Homelessness is bad for everyone. Obviously it’s hard on people who are without a place to live, but it also costs the rest of us as well. The average homeless spell racks up about $20,000 of cost for society at large, thanks to policing, welfare, health care and the like. This isn’t to say that we shouldn’t try to help homeless people, but instead we should be working to prevent homelessness in the first place.

There are, of course, a lot of arguments along these lines anyway, and a lot of ways to try and prevent the problem in the first place, but a recent study has found a very simple and relatively cheap way to do that.

Many people who end up homeless are there not because they’re incapable of working, but because some event has arisen that has made it hard for them to make ends meet. Especially for people below the poverty line, missing even one rent payment is all that might stand between having a home and not.

The study found that a small cash infusion, averaging about $1,000, could keep someone off the streets for up to two years, simply by not ending up there in the first place. Not only that, but the cost of preventing homelessness during a time of crisis cost almost a third more than giving small cash infusions to very low-income families faced with one-time financial burdens.

So why should you care?
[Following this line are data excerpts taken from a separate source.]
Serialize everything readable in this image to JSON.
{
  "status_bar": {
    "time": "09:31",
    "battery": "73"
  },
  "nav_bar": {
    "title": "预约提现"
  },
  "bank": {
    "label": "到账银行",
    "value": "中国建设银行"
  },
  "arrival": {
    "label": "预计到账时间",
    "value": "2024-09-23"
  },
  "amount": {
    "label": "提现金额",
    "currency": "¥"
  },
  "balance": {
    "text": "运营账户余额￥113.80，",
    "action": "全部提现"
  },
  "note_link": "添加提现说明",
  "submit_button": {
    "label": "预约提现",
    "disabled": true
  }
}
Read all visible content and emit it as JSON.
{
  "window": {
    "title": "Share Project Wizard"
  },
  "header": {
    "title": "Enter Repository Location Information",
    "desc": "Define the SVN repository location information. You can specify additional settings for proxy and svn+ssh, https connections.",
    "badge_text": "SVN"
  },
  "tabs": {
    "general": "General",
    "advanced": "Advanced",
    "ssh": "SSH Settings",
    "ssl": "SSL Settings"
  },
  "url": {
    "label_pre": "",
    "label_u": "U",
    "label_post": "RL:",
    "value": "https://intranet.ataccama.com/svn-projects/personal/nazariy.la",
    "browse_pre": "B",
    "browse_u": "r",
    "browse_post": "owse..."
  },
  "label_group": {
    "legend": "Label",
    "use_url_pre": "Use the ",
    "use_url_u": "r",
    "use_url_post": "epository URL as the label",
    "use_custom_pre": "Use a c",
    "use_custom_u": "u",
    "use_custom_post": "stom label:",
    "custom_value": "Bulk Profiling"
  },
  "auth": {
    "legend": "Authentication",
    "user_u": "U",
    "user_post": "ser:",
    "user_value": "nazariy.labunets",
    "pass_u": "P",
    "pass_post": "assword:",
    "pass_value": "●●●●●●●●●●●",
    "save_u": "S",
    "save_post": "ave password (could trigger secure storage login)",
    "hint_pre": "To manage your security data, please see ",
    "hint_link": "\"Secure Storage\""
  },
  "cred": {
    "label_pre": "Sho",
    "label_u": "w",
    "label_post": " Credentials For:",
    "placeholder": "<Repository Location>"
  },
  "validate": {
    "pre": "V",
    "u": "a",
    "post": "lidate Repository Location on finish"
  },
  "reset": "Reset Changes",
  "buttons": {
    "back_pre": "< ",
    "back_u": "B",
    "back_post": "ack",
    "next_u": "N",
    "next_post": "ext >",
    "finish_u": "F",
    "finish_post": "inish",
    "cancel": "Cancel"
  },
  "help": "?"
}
Beyond the obvious humanitarian angle, homelessness is bad for business, especially local business.

People struggling to live on the street aren’t exactly buying a lot of consumer goods and because of social biases against the homeless, areas with a large population of homeless people come off as unsafe or undesirable, reducing foot traffic and even driving people out of the area. It’s not unheard of for a potential customer to not enter a store because they don’t want to have to walk past an obviously homeless person nearby.

In the long run, it’s worth the money to prevent homelessness, both for humanitarian and business reasons.